John Guest has chosen to write about one of those tantalisingly elusive communities, often small in numbers, which one finds here and there embedded colloidally in the main strata of Middle East societies; in this case, the Yezidis, a people whose very antiquity invites consideration of an associated mystery, the mechanics of survival for a small group when confronted with the constant challenge and threat of cultural assimilation. The very few European travellers who crossed the comfortless and unmapped wastes of northern Mesopotamia in the nineteenth century occasionally encountered the name, but only uncertainly the reality, of the Yezidis, a community usually dismissed by the Ottoman pashas of Mosul, in whose province they were largely to be found, as a worthless set of devil-worshipping trouble makers. They only worsened the nomadic turbulence of Ottoman Kurdistan, exchanging the life of sedentarists for that of marauders whenever a sequence of dry seasons occurred, or rival Kurdish tribal confederations closed in on their temporary success as farmers.

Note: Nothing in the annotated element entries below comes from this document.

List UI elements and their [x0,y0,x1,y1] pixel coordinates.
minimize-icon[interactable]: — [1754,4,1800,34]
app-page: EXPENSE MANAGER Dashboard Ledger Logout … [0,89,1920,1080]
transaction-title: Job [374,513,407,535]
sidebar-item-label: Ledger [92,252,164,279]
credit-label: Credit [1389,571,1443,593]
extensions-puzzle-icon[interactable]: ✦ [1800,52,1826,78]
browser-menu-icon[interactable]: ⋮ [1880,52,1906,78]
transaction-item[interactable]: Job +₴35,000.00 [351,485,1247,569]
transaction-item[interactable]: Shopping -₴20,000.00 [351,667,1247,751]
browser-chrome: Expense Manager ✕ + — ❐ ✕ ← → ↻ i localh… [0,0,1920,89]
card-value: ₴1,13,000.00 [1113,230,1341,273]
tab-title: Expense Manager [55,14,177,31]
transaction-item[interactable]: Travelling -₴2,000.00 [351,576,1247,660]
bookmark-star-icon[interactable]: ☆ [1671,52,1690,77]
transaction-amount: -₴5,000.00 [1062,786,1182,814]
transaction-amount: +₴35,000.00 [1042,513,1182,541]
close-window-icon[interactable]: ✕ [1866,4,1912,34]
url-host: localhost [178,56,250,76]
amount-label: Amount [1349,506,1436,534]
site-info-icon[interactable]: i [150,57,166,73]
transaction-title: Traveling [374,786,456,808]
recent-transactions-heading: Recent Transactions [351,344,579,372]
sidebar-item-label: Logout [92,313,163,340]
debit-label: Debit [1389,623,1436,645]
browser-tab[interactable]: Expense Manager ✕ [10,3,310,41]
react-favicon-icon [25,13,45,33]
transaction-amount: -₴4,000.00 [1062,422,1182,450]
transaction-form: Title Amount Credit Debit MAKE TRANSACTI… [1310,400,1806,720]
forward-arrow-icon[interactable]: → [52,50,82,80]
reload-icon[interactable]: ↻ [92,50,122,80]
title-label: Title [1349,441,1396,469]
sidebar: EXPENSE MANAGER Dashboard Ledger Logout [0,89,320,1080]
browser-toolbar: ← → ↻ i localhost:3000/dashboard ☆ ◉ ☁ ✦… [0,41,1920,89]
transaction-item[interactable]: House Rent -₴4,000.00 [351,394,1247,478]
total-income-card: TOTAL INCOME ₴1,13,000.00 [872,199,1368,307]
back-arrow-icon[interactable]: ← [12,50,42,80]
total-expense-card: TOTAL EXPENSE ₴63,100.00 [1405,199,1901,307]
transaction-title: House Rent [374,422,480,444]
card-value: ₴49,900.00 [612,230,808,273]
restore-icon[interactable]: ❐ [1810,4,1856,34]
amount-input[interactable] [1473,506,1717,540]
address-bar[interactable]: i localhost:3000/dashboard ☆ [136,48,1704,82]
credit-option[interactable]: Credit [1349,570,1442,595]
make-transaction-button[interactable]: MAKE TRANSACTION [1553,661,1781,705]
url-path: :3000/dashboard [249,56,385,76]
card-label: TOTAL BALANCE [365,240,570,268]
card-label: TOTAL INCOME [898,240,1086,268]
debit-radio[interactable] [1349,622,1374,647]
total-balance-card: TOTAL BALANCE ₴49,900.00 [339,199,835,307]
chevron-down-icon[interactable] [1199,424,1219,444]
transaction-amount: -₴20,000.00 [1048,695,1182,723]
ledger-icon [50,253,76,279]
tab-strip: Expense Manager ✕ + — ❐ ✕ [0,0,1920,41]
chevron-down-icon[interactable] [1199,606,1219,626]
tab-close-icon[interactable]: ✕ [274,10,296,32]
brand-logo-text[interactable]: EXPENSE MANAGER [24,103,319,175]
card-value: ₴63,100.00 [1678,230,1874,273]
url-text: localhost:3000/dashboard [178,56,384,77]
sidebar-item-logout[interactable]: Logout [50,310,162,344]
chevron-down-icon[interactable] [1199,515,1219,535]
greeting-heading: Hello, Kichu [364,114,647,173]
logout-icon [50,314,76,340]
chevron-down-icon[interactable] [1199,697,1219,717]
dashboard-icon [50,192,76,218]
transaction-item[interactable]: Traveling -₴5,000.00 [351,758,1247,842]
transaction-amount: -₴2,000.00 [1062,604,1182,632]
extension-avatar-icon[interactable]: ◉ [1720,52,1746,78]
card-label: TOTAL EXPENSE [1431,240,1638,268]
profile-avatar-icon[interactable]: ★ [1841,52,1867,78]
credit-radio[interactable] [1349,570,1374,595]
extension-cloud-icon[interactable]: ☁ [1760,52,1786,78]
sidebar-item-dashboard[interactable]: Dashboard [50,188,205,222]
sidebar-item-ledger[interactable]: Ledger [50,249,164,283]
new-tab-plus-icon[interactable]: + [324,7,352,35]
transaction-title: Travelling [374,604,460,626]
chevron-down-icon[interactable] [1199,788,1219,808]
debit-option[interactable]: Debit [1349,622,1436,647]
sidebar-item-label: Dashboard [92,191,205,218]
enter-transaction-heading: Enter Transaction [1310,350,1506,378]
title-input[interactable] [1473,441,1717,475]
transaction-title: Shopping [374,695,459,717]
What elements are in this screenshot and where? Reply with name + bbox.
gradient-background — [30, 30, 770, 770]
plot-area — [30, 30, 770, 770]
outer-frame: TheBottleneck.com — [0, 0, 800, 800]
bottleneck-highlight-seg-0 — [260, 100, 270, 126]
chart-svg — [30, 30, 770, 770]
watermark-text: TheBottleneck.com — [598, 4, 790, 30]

Unclassifiable with Muslims, Christians or Jews as Ahl al-Kitab, as people blessed with the divine revelation of a God-inspired book, the Yezidis found themselves consigned by their nominal rulers to the Dahr ul-Harb, that Domain of War where unguided mankind lived in theological darkness. Consequently, Yezidi land, lives and property were available to any pious folk able to prevail over them, and in effect they were outlaws, which was by no means the fate of most Kurds, however great their reputation for disloyalty at the Ottoman Porte. Extant eighteenth-century firmans admonish vezirs and pashas to be mindful of the Yezidis as an intractable law-and-order problem. While few Europeans sensed that Ottoman knowledge of the Yezidi people and their religion was sketchy in the extreme, fewer still possessed the linguistic skills necessary to press more systematic enquiry to a fruitful conclusion. Just finding the Yezidis in their mountainous homelands was difficult enough. Thus for a long time they made only peripheral appearances in the scholarship of orientalists or the recollections of travellers.